Assuming studies are correct, just being in the construction industry automatically makes a roofing contractor more likely to misclassify an employee as an independent contractor, leaving you open to possible civil and criminal penalties. Although the consequences will be lessened somewhat, good-faith mistakes in worker classification still will result in harsh monetary penalties.

So what steps can you take to lessen the risk of employee misclassification and ensure compliance with the law?

Above all, you should develop a comprehensive understanding of all applicable federal, state and local laws and regulations and the specific tests applied by applicable state and federal agencies for who is an independent contractor and who is an employee. Your employment and tax advisers should be able to help in this respect.

If you are using a contingent work force management company to staff your projects, make sure it understands the current laws, stays abreast of changes in the law and modifies its procedures to ensure ongoing compliance.

After you have a thorough appreciation for all applicable requirements and/or tests, you should perform an internal self-audit to ensure your company's current procedures do not increase the likelihood that your independent contractors are found to be employees by federal and state regulators.

Remember, the key to determining whether a worker is an independent contractor is the degree of control you exercise over the worker.

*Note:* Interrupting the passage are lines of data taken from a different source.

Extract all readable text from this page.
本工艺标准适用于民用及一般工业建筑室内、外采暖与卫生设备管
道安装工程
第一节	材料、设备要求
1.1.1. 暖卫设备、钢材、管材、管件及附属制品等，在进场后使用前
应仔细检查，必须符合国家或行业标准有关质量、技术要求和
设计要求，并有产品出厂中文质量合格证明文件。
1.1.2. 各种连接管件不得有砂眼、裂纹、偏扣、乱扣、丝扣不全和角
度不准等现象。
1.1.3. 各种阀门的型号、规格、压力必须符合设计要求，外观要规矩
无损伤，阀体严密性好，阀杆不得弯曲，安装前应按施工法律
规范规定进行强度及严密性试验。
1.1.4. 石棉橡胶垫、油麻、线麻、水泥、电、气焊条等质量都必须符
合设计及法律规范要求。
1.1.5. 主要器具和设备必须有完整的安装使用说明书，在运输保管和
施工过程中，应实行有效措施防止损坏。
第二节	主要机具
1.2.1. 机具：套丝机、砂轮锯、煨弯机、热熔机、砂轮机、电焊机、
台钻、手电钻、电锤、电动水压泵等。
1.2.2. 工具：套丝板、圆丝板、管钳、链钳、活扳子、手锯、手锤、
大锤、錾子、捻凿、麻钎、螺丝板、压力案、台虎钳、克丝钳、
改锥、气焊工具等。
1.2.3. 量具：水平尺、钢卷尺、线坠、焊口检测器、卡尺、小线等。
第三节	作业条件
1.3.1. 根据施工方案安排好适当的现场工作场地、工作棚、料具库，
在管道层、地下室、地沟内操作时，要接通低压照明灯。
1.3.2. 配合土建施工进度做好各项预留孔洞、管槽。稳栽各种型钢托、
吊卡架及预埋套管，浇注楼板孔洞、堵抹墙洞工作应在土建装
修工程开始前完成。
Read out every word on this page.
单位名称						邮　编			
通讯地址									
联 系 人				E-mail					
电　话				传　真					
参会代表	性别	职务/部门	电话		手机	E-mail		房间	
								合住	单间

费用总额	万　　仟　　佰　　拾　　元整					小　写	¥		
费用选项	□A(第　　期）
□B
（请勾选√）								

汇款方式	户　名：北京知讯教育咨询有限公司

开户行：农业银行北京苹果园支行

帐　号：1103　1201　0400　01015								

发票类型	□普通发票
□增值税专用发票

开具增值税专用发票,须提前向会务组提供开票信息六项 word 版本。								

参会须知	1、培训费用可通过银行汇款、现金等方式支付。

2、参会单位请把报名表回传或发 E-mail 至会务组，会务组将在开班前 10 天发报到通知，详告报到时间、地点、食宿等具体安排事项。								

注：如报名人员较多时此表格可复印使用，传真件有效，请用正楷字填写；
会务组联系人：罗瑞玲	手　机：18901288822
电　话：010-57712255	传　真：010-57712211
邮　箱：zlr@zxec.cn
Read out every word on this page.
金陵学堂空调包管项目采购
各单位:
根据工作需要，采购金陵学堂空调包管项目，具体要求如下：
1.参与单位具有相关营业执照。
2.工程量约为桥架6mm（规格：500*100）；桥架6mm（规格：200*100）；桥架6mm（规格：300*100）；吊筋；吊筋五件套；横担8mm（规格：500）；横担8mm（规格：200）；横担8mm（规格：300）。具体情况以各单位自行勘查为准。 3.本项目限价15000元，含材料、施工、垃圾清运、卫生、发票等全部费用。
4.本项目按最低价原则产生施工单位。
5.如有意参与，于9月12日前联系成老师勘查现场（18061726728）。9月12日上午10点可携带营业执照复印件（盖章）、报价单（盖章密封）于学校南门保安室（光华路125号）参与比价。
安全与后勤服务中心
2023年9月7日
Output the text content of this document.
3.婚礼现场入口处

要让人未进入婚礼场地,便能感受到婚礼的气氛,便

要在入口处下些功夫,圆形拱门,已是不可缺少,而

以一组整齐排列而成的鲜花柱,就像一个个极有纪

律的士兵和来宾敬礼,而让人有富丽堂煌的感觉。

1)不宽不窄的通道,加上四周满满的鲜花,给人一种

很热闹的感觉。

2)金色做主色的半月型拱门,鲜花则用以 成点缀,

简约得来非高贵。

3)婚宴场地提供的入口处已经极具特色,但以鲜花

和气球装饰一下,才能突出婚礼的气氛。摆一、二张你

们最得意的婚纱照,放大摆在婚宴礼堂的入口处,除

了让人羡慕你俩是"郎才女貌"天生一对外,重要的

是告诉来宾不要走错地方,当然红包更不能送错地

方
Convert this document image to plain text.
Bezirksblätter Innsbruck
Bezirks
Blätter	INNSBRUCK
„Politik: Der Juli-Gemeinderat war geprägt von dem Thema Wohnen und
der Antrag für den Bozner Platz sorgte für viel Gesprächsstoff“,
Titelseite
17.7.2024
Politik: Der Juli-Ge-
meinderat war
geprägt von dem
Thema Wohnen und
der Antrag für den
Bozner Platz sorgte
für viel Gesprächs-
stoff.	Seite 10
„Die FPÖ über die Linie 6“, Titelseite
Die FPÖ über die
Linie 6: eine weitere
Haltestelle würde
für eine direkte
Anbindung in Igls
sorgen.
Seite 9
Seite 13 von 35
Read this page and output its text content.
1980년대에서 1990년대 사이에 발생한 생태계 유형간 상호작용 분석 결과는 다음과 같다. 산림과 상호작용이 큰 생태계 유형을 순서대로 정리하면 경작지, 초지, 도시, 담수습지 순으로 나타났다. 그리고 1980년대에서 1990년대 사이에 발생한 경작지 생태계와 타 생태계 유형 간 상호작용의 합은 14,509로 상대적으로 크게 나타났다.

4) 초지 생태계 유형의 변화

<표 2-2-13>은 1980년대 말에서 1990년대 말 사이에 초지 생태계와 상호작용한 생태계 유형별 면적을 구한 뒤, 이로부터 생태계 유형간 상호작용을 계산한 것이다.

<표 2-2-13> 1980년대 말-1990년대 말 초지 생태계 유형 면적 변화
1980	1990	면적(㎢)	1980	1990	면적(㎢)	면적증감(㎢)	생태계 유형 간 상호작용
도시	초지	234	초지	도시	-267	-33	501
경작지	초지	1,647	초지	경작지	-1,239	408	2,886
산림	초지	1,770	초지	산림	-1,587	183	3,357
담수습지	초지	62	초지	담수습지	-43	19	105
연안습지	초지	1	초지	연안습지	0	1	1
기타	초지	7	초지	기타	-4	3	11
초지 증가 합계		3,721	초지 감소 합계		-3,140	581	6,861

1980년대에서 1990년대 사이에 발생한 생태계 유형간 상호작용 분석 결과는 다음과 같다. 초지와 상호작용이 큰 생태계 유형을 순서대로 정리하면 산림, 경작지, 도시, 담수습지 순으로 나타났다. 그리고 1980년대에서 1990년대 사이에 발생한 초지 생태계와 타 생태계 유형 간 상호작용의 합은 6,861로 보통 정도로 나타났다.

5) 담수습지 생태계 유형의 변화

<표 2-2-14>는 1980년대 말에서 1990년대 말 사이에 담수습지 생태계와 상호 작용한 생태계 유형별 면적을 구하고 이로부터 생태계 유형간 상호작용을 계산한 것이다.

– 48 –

Consequently, to increase the likelihood that your independent contractor classifications will hold up, ensure your independent contractors retain control over the means and methods of work they perform.

Generally, this means the workers should be free to choose when and where to perform their work, what tools or equipment to use, what workers to hire or to assist with their work, and where to purchase supplies and services used in their work.

Additionally, when establishing payment arrangements for your independent contractors, it is preferable to pay on a lump-sum basis rather than by the hour. This will serve as evidence that your independent contractors retain the ability to realize a profit or loss for their work.

Most, if not all, of these issues should be addressed in a well-drafted independent contractor agreement that is signed by all your independent contractors as a condition of employment. The agreement should make it clear the workers are providing their services to you as independent contractors and that you do not have any right to control the way they accomplish their work. The agreement also should clearly place the responsibility of withholding and paying all applicable taxes on your independent contractors.

Of course, given the case-by-case analysis that is necessary to determine a worker's proper classification, the suggestions provided do not constitute an exhaustive list of the steps that should be taken to protect against misclassification and should not be relied on solely to ensure compliance with the law.

You should engage competent, qualified professionals with specific knowledge of all applicable federal, state and local laws to perform periodic assessments of your employment relationships to identify potential worker misclassifications. At the very least, these assessments should be performed biannually. To reduce the risk of misclassification further, consider conducting these assessments on a monthly or even project-by-project basis.

If additional expertise is necessary to determine who is an independent contractor and who is an employee, you may choose to petition the IRS or any applicable state agency to determine your workers' appropriate classifications. For federal tax purposes, IRS Form SS-8 should be submitted for this purpose.

Brian P. McCormick is an attorney with the Atlanta-based law firm Hendrick, Phillips, Salzman & Flatt.